Ambedkar, who attended it on behalf of the depressed classes, spoke about the loathsome condition of the untouchables in India. He prepared a declaration of the fundamental rights of the depressed classes and submitted it to the minorities sub-committee. He demanded the abolition of untochability and the establishment of equal citizenship. He vehemently demanded a separate electorate for the depressed classes.

Gandhiji, who boycotted the first Confer­ence and participated in the Second Round Table Conference at London along with Ambedkar, op­posed the proposal. He said “the political separation of the untouchables and the Hindus would be suicidal to the nation.” He even said that he would resist such a proposal with his life. He declared his resolution of “last-unto-death”. The conflict between the two leaders was however, settled by the famous “Poona Pact” [1932].

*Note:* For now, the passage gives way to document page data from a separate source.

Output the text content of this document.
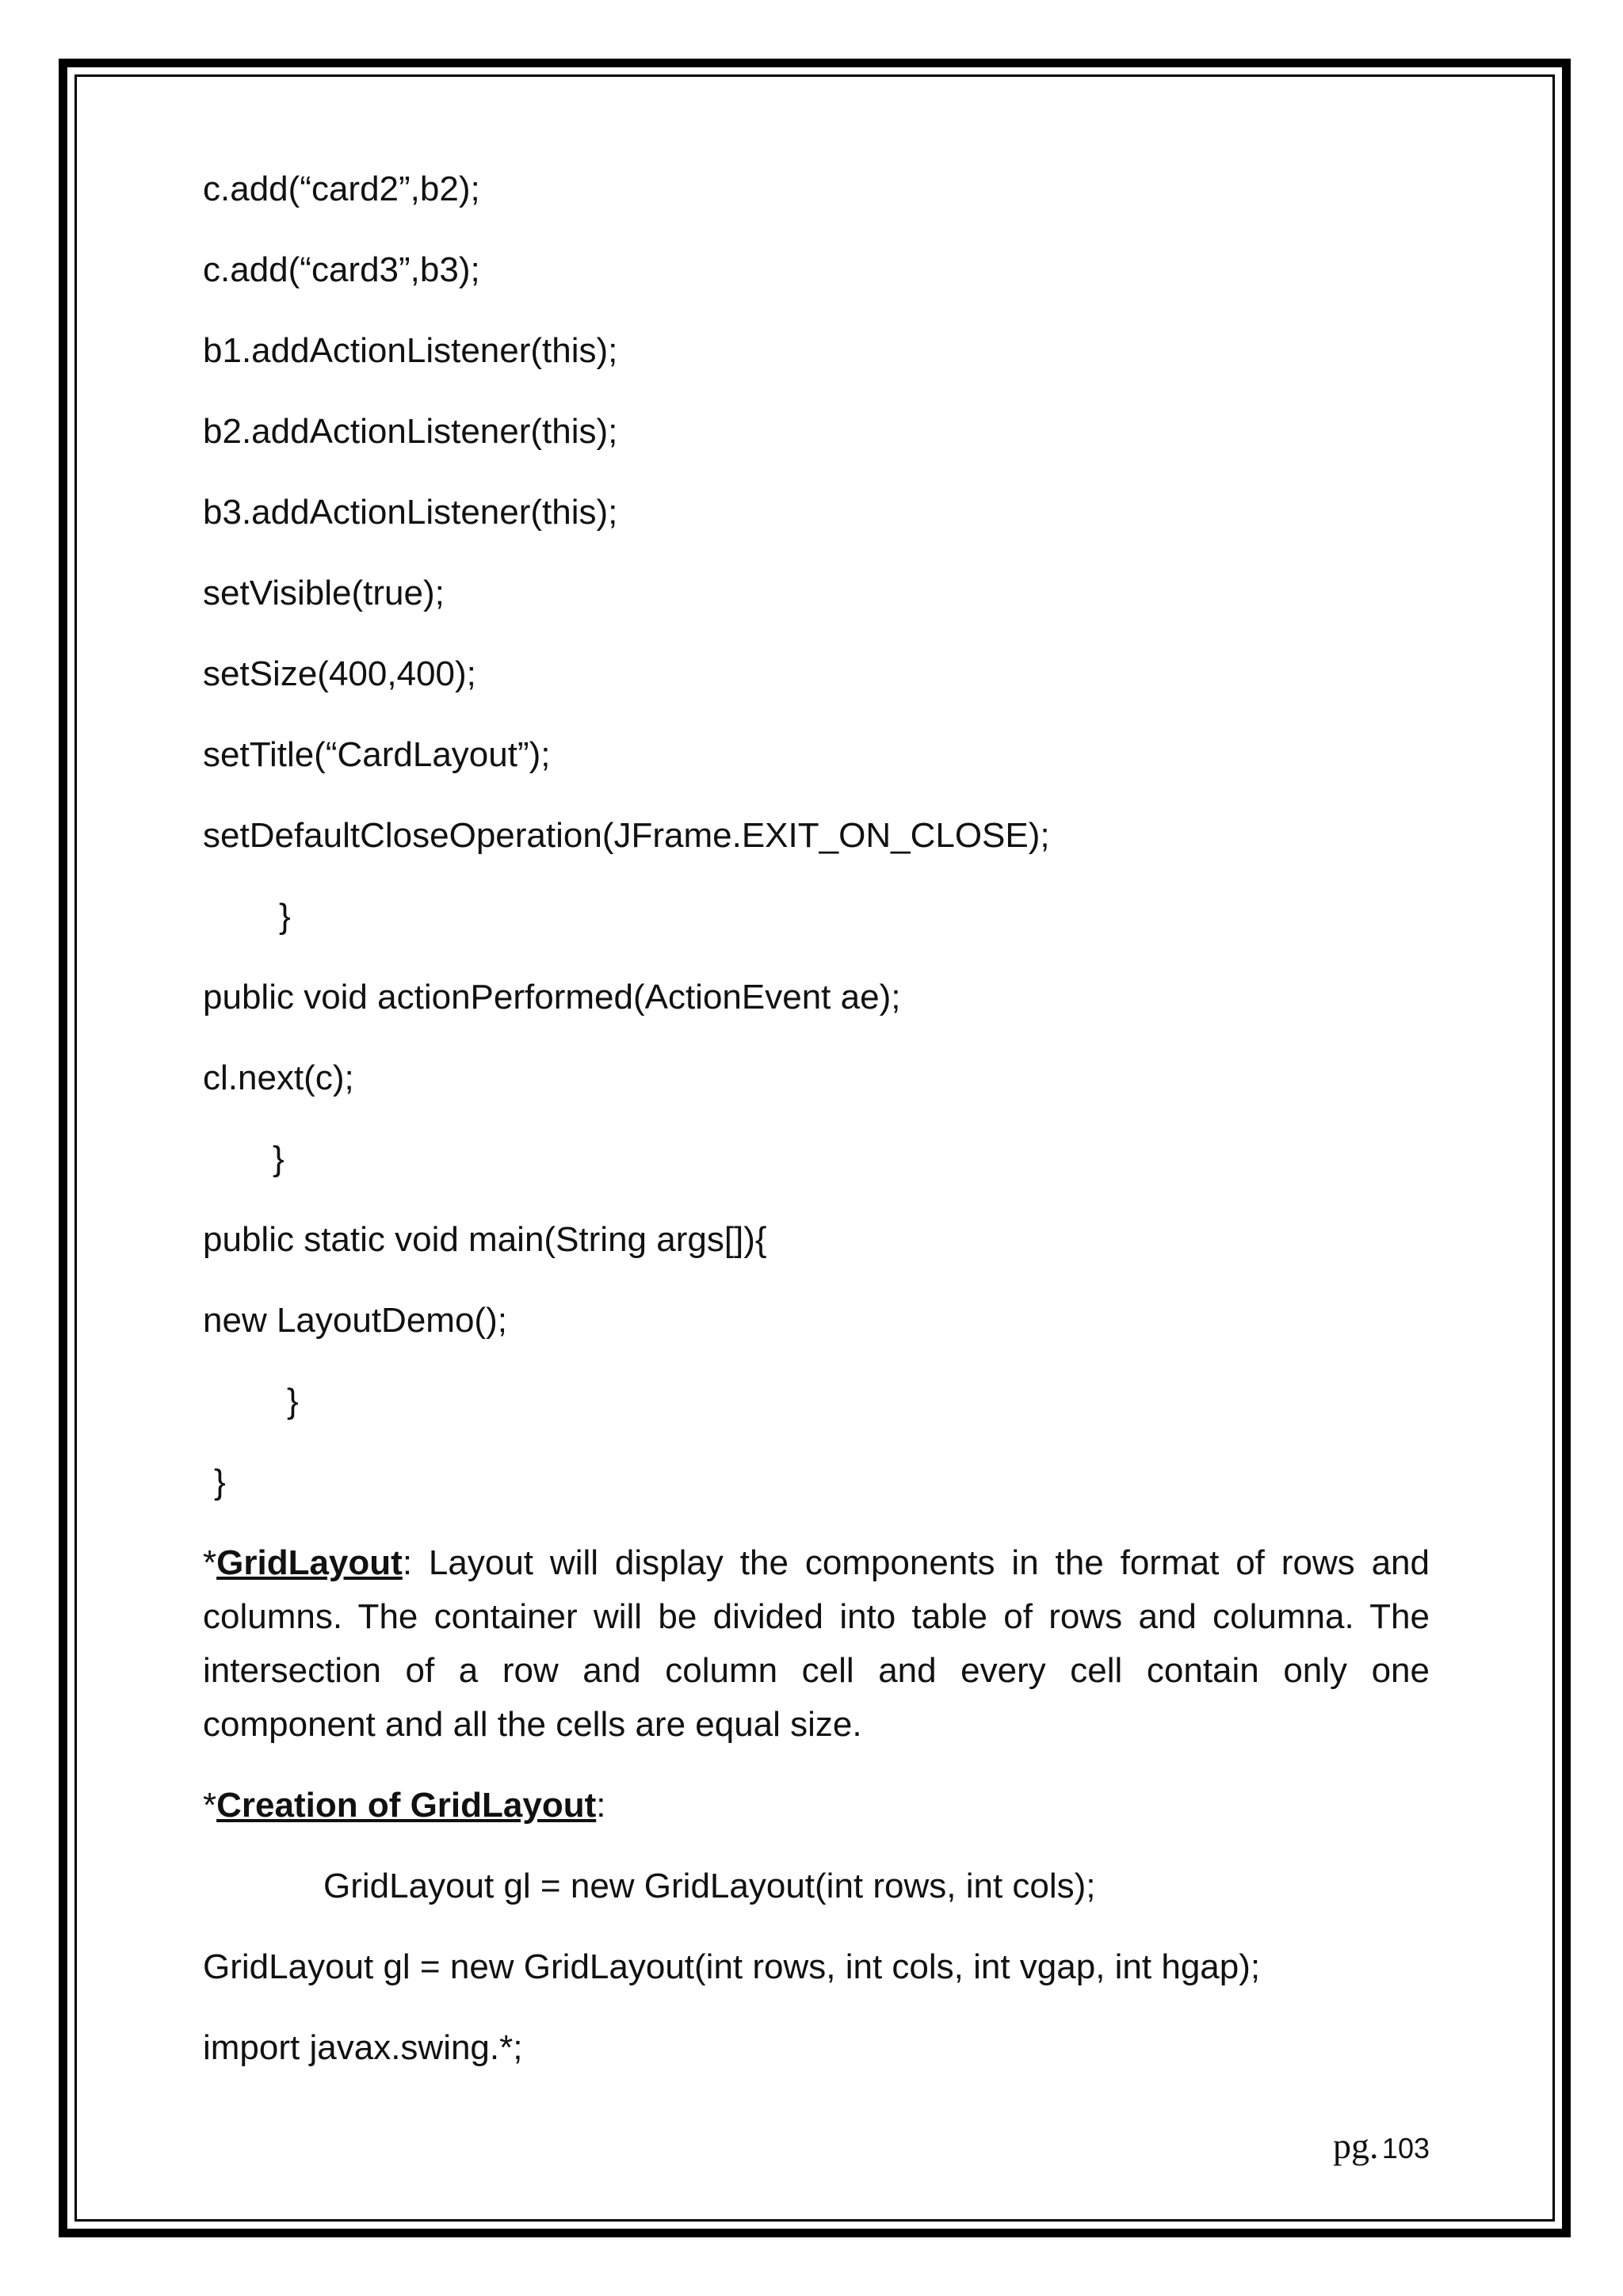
c.add(“card2”,b2);
c.add(“card3”,b3);
b1.addActionListener(this);
b2.addActionListener(this);
b3.addActionListener(this);
setVisible(true);
setSize(400,400);
setTitle(“CardLayout”);
setDefaultCloseOperation(JFrame.EXIT_ON_CLOSE);
}
public void actionPerformed(ActionEvent ae);
cl.next(c);
}
public static void main(String args[]){
new LayoutDemo();
}
}
*GridLayout: Layout will display the components in the format of rows and columns. The container will be divided into table of rows and columna. The intersection of a row and column cell and every cell contain only one component and all the cells are equal size.
*Creation of GridLayout:
GridLayout gl = new GridLayout(int rows, int cols);
GridLayout gl = new GridLayout(int rows, int cols, int vgap, int hgap);
import javax.swing.*;
pg. 103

Ambedkar was able to get some reasonable representation for the untouchables. Ambedkar who met Gandhiji in 1931 insisted on making the removal at untouchability a pre­condition for a person to become a member of the Congress. He supported the Anti-Untouchability League which launched a campaign all over the country to secure for the depressed classes enjoy­ment of their civil rights such as taking water from the village wells, admission of the children in village schools etc. 8. Ambedkar as the “Abhinava Manu”: Ambedkar was invited by the Prime Minister Nehru to be the Law Minister in the First Cabinet of Independent India.

Ambedkar accepted the offer. He was made the Chairman of the Drafting Committee to draft the Indian Constitution. Article 17 of the Constitution abolished untouchability. Ambedkar had once declared that he would burn “Manu Smritf’ for its failure to provide justice to the dalits. The same Ambedkar now could get the opportunity and the honour of giving to the people of India their Constitution.

He is rightly called the “Abhinava Manu” [or “Modern Manu”]. He was awarded the “Bharata Ratna” title posthumously. Ambedkar’s ideas, views and thoughts continue to influence and inspire a number of his followers who are spread ‘ over the entire nation.